Pemeriksaan Organ Dalam untuk Deteksi Penyakit
Petugas memeriksa organ dalam seperti hati, limpa, jantung, dan paru-paru untuk mengidentifikasi potensi penyakit. Prosedur ini disebut post mortem, yaitu pemeriksaan tubuh setelah kematian guna memastikan penyebab kematian dan kelayakan konsumsi.
"Pemeriksaan meliputi tubuh dan organ setelah kematian guna mengetahui penyebab pasti kematian dan mengidentifikasi apakah terdapat penyakit atau tidak, sebelum menyatakan daging kurban layak dikonsumsi," kata Kharisudin.

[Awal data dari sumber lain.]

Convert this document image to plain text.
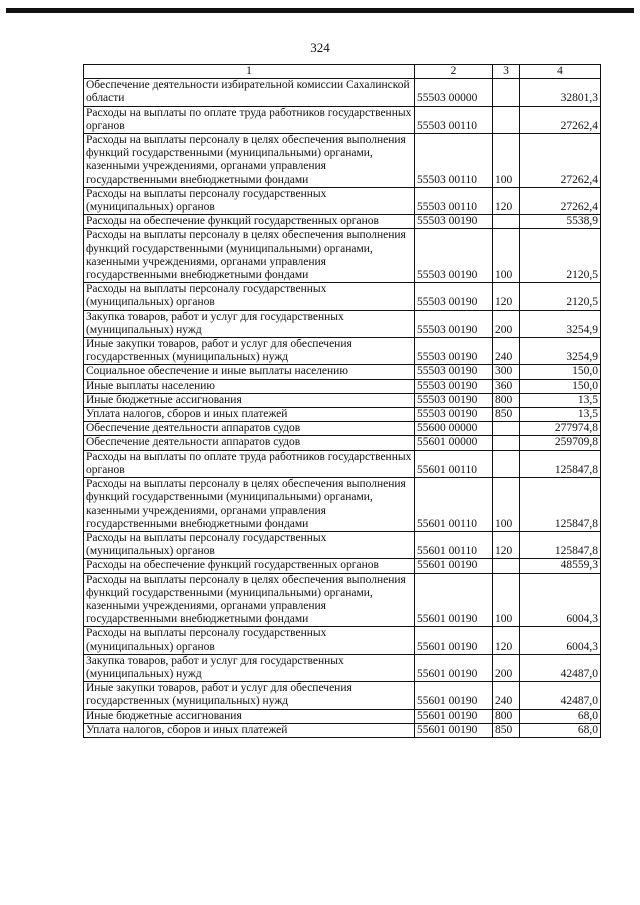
324
1	2	3	4
Обеспечение деятельности избирательной комиссии Сахалинской области	55503 00000		32801,3
Расходы на выплаты по оплате труда работников государственных органов	55503 00110		27262,4
Расходы на выплаты персоналу в целях обеспечения выполнения функций государственными (муниципальными) органами, казенными учреждениями, органами управления государственными внебюджетными фондами	55503 00110	100	27262,4
Расходы на выплаты персоналу государственных (муниципальных) органов	55503 00110	120	27262,4
Расходы на обеспечение функций государственных органов	55503 00190		5538,9
Расходы на выплаты персоналу в целях обеспечения выполнения функций государственными (муниципальными) органами, казенными учреждениями, органами управления государственными внебюджетными фондами	55503 00190	100	2120,5
Расходы на выплаты персоналу государственных (муниципальных) органов	55503 00190	120	2120,5
Закупка товаров, работ и услуг для государственных (муниципальных) нужд	55503 00190	200	3254,9
Иные закупки товаров, работ и услуг для обеспечения государственных (муниципальных) нужд	55503 00190	240	3254,9
Социальное обеспечение и иные выплаты населению	55503 00190	300	150,0
Иные выплаты населению	55503 00190	360	150,0
Иные бюджетные ассигнования	55503 00190	800	13,5
Уплата налогов, сборов и иных платежей	55503 00190	850	13,5
Обеспечение деятельности аппаратов судов	55600 00000		277974,8
Обеспечение деятельности аппаратов судов	55601 00000		259709,8
Расходы на выплаты по оплате труда работников государственных органов	55601 00110		125847,8
Расходы на выплаты персоналу в целях обеспечения выполнения функций государственными (муниципальными) органами, казенными учреждениями, органами управления государственными внебюджетными фондами	55601 00110	100	125847,8
Расходы на выплаты персоналу государственных (муниципальных) органов	55601 00110	120	125847,8
Расходы на обеспечение функций государственных органов	55601 00190		48559,3
Расходы на выплаты персоналу в целях обеспечения выполнения функций государственными (муниципальными) органами, казенными учреждениями, органами управления государственными внебюджетными фондами	55601 00190	100	6004,3
Расходы на выплаты персоналу государственных (муниципальных) органов	55601 00190	120	6004,3
Закупка товаров, работ и услуг для государственных (муниципальных) нужд	55601 00190	200	42487,0
Иные закупки товаров, работ и услуг для обеспечения государственных (муниципальных) нужд	55601 00190	240	42487,0
Иные бюджетные ассигнования	55601 00190	800	68,0
Уплата налогов, сборов и иных платежей	55601 00190	850	68,0
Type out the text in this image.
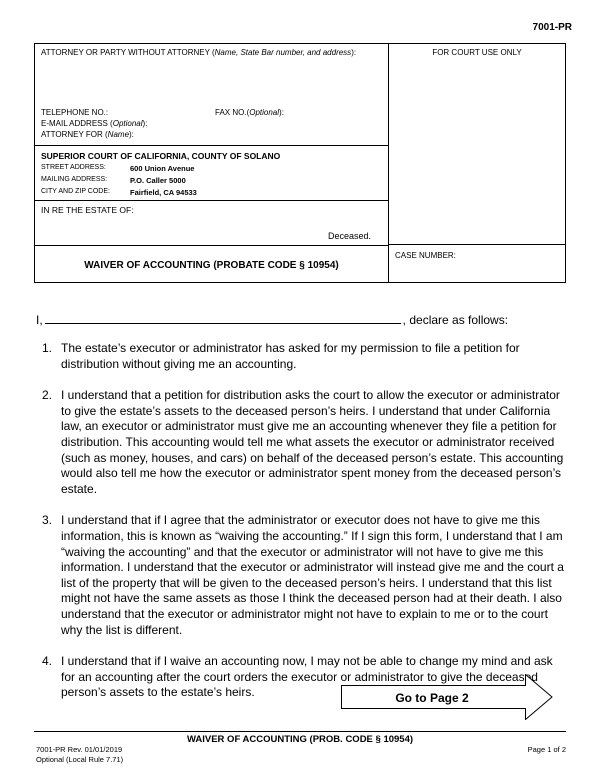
7001-PR
ATTORNEY OR PARTY WITHOUT ATTORNEY (Name, State Bar number, and address):
TELEPHONE NO.:	FAX NO.(Optional):
E-MAIL ADDRESS (Optional):
ATTORNEY FOR (Name):
SUPERIOR COURT OF CALIFORNIA, COUNTY OF SOLANO
STREET ADDRESS:	600 Union Avenue
MAILING ADDRESS:	P.O. Caller 5000
CITY AND ZIP CODE:	Fairfield, CA 94533
IN RE THE ESTATE OF:
Deceased.
WAIVER OF ACCOUNTING (PROBATE CODE § 10954)
FOR COURT USE ONLY
CASE NUMBER:
I,	, declare as follows:
1. The estate’s executor or administrator has asked for my permission to file a petition for distribution without giving me an accounting.
2. I understand that a petition for distribution asks the court to allow the executor or administrator to give the estate’s assets to the deceased person’s heirs. I understand that under California law, an executor or administrator must give me an accounting whenever they file a petition for distribution. This accounting would tell me what assets the executor or administrator received (such as money, houses, and cars) on behalf of the deceased person’s estate. This accounting would also tell me how the executor or administrator spent money from the deceased person’s estate.
3. I understand that if I agree that the administrator or executor does not have to give me this information, this is known as “waiving the accounting.” If I sign this form, I understand that I am “waiving the accounting” and that the executor or administrator will not have to give me this information. I understand that the executor or administrator will instead give me and the court a list of the property that will be given to the deceased person’s heirs. I understand that this list might not have the same assets as those I think the deceased person had at their death. I also understand that the executor or administrator might not have to explain to me or to the court why the list is different.
4. I understand that if I waive an accounting now, I may not be able to change my mind and ask for an accounting after the court orders the executor or administrator to give the deceased person’s assets to the estate’s heirs.	Go to Page 2
WAIVER OF ACCOUNTING (PROB. CODE § 10954)
7001-PR Rev. 01/01/2019
Optional (Local Rule 7.71)
Page 1 of 2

34 Petugas Disiagakan di Tiga Puskeswan
Sebanyak 34 petugas diterjunkan ke tiga Pusat Kesehatan Hewan (Puskeswan) yang tersebar di wilayah utara, timur, dan selatan Cianjur. Mereka bertugas memastikan daging yang didistribusikan ke warga benar-benar aman.
Selama dua hari terakhir, pemeriksaan dilakukan di Polres Cianjur, Istana Kepresidenan Cipanas, Rumah Potong Hewan (RPH), dan Puskeswan di sejumlah kecamatan seperti Cianjur, Cipanas, Sukanagara, dan Sindangbarang.
Vaksinasi Sejak Awal Mei untuk Cegah PMK
Sebelum hari penyembelihan, DPKHP Cianjur telah melakukan pemeriksaan awal sejak awal Mei. Sebanyak 64 petugas kesehatan hewan menyisir peternakan, kelompok peternak, hingga pedagang di pinggir jalan untuk memastikan hewan dalam kondisi sehat.
Petugas juga memberikan vaksin agar hewan terhindar dari penyakit, termasuk Penyakit Mulut dan Kuku (PMK). Langkah ini dilakukan agar hewan kurban yang sampai ke tangan warga benar-benar layak konsumsi.
Data Sementara: Lebih dari 1.500 Hewan Ternak Tersebar
Kharisudin mengungkapkan, data sementara mencatat lebih dari 1.500 ekor hewan ternak telah disembelih untuk kurban. Namun, angka tersebut masih akan bertambah karena petugas masih melakukan pendataan di lapangan.
"Untuk data sementara lebih dari 1.500 ekor hewan ternak yang disembelih untuk kurban selama dua hari terakhir, namun totalnya kami masih menunggu data dari petugas di lapangan," ujarnya.
Bagaimana Warga Bisa Memastikan Daging Kurban Aman?
Warga dapat mengecek kelayakan daging kurban dengan melihat ciri fisiknya. Daging segar yang aman dikonsumsi memiliki warna merah cerah, tidak berbau asam atau busuk, serta teksturnya kenyal saat ditekan. Jika ragu, warga bisa melapor ke Puskeswan terdekat untuk pemeriksaan lebih lanjut.